Rolls-Royce a par ailleurs constitué davantage de stocks de pièces détachées, agrandit ses espaces de stockage et investit dans les services informatiques. Là aussi, même si les frais de stockage s'avèrent fort élevés outre Manche, faute de place disponibles, la marque prestigieuse devrait pouvoir absorber de telles charges.

Pas de départ du Royaume-Uni

Le dirigeant a toutefois exclu auprès de la presse britannique tout départ du Royaume-Uni de la marque. Et ce d'autant plus, qu'elle constitue une véritable institution au pays de sa majesté.

"Nous sommes ancrés au Royaume-Uni. Rolls-Royce fait partie de ce que j'appellerais les joyaux de la couronne industrielle britannique", estime ainsi M. Müller-Ötvös.

Probable impact sur les ventes au Royaume-Uni

Le patron de Rolls-Royce n'a toutefois pas exclu que le Brexit puisse avoir des conséquences sur ses ventes au Royaume-Uni, lesquelles représentent 10% du total de ses ventes au niveau mondial.

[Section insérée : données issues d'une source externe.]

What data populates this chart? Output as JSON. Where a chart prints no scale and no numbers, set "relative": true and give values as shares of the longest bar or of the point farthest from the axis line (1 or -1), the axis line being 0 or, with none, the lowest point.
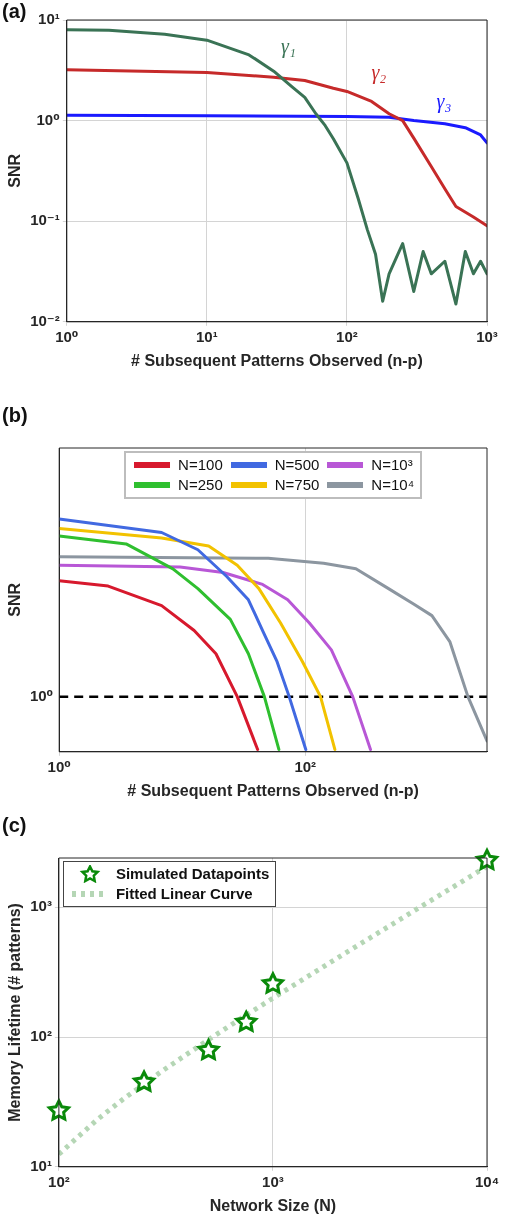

Un Brexit dur pourrait selon lui avoir un impact sur le comportement des potentiels acheteurs.

L'avis de leblogauto.com

Rolls-Royce emboîte ainsi le pas à Mini, les deux marques étant détenues par BMW. Dirigeants et salariés devraient se montrer de plus en plus fébriles dans les semaines qui viennent.

A suivre ….

Elisabeth Studer avec AFP

Pour résumer

Alors que le Parlement britannique doit se prononcer sur le Brexit, Rolls-Royce s'inquiète lui aussi des conséquences que pourraient avoir sur sa production une éventuelle sortie du Royaume-Uni de l'Union européenne.